Isabelle Druet interprète la Grande Duchesse à l’Athénée du 23 décembre au 10 janvier prochains (plus d’informations).


Votre actualité immédiate, c’est la reprise du spectacle La Grande-duchesse. Comment a commencé cette aventure ?

Loïc Boissier, fondateur de la compagnie Les Brigands, a été directeur du Théâtre musical de Besançon pendant trois ans, de 2008 à 2011. Quant à moi, je suis bisontine d’adoption ; c’est donc lui qui est venu me chercher, car il lui paraissait tout naturel que nous travaillions ensemble. Avant La Grande-duchesse, nous avions monté un Didon et Enée, d’autres propositions avaient suivi, mais elles n’avaient débouché sur rien de concret. Avec Les Brigands, il avait envie de monter un projet autour de moi. Jusqu’ici, ils avaient recréé des œuvres moins connues d’Offenbach ou d’autres compositeurs. C’est formidable, de ressortir des tiroirs et des cartons des choses qui n’ont pas été données depuis très longtemps, mais pour une fois, ils avaient envie de reprendre une grande œuvre, un titre connu. Nous avons envisagé La Belle Hélène, La Périchole, mais notre choix s’est assez rapidement fixé sur La Grande-duchesse de Gérolstein  dont j’avais déjà chanté le grand air plusieurs fois en concert, avec orchestre. Dans le domaine de l’opérette, j’avais chanté La Périchole à Pau en 2007, alors que j’étais encore au Conservatoire, et le prince Orlofsky, à l’Opéra du Rhin en 2011, mais pas grand-chose d’autre.

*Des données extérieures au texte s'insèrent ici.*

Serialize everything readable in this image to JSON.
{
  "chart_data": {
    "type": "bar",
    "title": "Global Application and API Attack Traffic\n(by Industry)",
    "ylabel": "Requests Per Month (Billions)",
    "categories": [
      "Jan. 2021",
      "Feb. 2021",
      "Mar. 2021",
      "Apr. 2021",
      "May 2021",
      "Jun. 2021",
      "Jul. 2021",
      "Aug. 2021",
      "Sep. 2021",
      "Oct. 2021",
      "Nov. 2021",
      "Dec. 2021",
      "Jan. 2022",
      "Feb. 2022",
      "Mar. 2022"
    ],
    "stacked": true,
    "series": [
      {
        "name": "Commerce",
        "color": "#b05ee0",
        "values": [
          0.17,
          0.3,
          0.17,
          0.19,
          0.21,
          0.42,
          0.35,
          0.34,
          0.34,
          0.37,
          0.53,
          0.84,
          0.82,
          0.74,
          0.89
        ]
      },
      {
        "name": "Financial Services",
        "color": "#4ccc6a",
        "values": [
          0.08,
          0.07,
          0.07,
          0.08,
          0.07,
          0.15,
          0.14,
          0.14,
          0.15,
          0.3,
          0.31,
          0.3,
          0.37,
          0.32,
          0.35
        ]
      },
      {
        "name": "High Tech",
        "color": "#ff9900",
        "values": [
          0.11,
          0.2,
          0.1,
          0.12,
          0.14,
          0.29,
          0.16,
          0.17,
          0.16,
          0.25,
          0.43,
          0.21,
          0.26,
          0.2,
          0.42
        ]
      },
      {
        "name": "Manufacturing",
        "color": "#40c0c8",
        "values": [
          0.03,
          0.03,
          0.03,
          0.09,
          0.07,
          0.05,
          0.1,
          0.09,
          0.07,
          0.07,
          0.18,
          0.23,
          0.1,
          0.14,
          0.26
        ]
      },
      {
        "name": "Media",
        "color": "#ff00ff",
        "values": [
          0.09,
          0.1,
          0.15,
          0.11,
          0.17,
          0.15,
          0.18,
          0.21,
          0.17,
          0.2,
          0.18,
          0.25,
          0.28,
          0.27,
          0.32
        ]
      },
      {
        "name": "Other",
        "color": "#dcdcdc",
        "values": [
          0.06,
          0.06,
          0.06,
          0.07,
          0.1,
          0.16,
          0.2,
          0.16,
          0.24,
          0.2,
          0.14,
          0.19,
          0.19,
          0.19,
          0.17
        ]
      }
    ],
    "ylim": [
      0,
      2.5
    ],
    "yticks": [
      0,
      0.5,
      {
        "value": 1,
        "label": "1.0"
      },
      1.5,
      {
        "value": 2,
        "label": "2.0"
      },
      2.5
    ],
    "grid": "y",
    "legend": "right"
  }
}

Les Brigands semblent pouvoir tout se permettre ; comment s’est passé le travail avec eux ?

Les Brigands aiment monter des projets assez originaux, de façon très personnelle, de petites formes. Enfin, pour La Grande-duchesse, il y a quand même neuf instrumentistes et autant de chanteurs, mais il n’y a pas de grand orchestre en fosse. D’habitude, Les Brigands travaillent avec un orchestre plus étoffé, en fosse, mais cette fois, quand Loïc Boissier a confié le spectacle à Philippe Béziat, il y avait dès le départ une volonté d’avoir l’orchestre sur scène, parce qu’en tant que réalisateur de cinéma, Philippe Béziat aime filmer les musiciens, tout le travail en amont d’un spectacle, le processus de création même. Et dans la mesure où il faisait ses premiers pas comme metteur en scène, nous tâtonnions tous ensemble, c’était assez particulier comme travail. Sans avoir vraiment l’habitude de mener une équipe, il savait ce qu’il voulait et il avait déjà beaucoup réfléchi sur son projet. Il ne lui restait plus qu’à apprendre à se positionner en tant que metteur en scène, à nous faire comprendre son univers, en un travail collectif très intéressant. Il fallait aussi trouver quelle place donner à l’orchestre présent sur scène. Et puis il y a la transcription, le gros travail de réécriture sur la participation. Mon rôle est quasiment inchangé, il y a eu quelques coupures, parce que Les Brigands aiment les spectacles assez courts, sans entracte ; une ou deux scènes ont sauté mais globalement tout le rôle est là. La reprise cette année n’était pas prévue au départ, mais le spectacle a tellement bien marché qu’il a très vite été décidé de le reprendre. Déjà, l’an dernier, c’était une grosse tournée, avec 30 ou 35 dates ; le spectacle avait été déjà une grosse tournée, nous l’avions créé à La Rochelle en novembre, et quand il est arrivé à l’Athénée en décembre, Loïc Boissier m’a dit : c’est parti pour une tournée équivalente l’an prochain ! Il a fallu caser toutes ces dates dans un agenda déjà bien rempli. Il y a déjà d’autres projets qui pointent leur nez, mais pour le moment je vais passer un bel hiver avec eux !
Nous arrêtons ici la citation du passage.